The Last Dickens
If you love reading Charles Dickens, this novel will be heaven-sent. If you’re not a big fan of Dickens, you will be after reading this novel. It’s that good and that much fun.
This erudite literary mystery has action and colorful characters galore, both historical and fictional, and includes flashbacks to Dickens’s tour of America in 1867 that demonstrate his extreme fame, the public’s love for him, and the protective love his confidants and entourage had for him as well. It’s a rousing story of murder, the opium trade, and the cutthroat 19th-century publishing business. With action taking place in India, England, Boston, and other U.S. sites, the author maintains seemingly distinct storylines. Just when you think they will never gel and make sense, Pearl brilliantly links them together.

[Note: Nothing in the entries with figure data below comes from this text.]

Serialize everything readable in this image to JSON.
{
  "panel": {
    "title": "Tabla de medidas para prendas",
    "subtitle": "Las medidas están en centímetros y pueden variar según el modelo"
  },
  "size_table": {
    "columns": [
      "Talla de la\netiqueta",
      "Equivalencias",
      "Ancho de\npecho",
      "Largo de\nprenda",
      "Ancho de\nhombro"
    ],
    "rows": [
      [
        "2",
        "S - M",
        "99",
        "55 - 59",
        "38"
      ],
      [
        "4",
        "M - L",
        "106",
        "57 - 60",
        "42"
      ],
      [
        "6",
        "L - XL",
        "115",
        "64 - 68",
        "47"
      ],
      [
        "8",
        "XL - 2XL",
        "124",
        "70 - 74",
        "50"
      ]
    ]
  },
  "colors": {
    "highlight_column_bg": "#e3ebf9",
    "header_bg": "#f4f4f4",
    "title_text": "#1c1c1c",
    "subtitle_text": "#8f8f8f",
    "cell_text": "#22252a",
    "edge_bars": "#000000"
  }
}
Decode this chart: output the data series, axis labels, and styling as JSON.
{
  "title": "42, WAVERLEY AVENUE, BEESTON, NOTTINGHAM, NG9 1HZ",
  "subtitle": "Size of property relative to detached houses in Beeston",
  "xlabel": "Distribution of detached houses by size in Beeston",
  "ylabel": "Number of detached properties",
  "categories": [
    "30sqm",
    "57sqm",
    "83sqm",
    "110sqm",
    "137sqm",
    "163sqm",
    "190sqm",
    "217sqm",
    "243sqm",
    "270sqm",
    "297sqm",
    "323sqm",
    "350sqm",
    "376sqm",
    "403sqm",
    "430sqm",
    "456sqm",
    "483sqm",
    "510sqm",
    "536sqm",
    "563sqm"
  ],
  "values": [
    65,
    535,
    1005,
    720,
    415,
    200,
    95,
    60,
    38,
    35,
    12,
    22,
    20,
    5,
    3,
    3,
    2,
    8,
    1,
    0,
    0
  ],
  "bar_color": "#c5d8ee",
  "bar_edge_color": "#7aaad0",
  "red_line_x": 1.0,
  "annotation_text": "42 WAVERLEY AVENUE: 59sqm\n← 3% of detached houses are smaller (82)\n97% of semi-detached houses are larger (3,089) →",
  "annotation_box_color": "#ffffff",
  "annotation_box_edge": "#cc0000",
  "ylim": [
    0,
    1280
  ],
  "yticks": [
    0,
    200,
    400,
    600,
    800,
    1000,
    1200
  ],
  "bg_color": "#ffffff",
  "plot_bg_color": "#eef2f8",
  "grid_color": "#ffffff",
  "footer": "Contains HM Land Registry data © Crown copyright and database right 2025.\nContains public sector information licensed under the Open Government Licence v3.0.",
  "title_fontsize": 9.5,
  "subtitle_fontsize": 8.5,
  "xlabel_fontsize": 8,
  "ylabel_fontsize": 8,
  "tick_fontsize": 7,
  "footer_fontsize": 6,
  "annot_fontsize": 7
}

The book revolves around Dickens’s unfinished last novel, The Mystery of Edwin Drood. After Dickens’s death in 1870, his Boston publisher, James R. Osgood, sets off on a journey to England to find if rumored additional chapters really existed. He fights off opium dealers and thugs hired by rival publishers, gains the trust of Dickens’s family members, and tangles with a villain of mythic proportions. All this action might sound overblown, but it’s a literary romp through 19th century culture and its seamiest sides, not unlike much of Dickens’s work. It’s well written and chock full of details on Dickens and his times. This reviewer might question why the character of Osgood’s companion and love interest is relatively undeveloped, but this is a minor quibble. Highly recommended.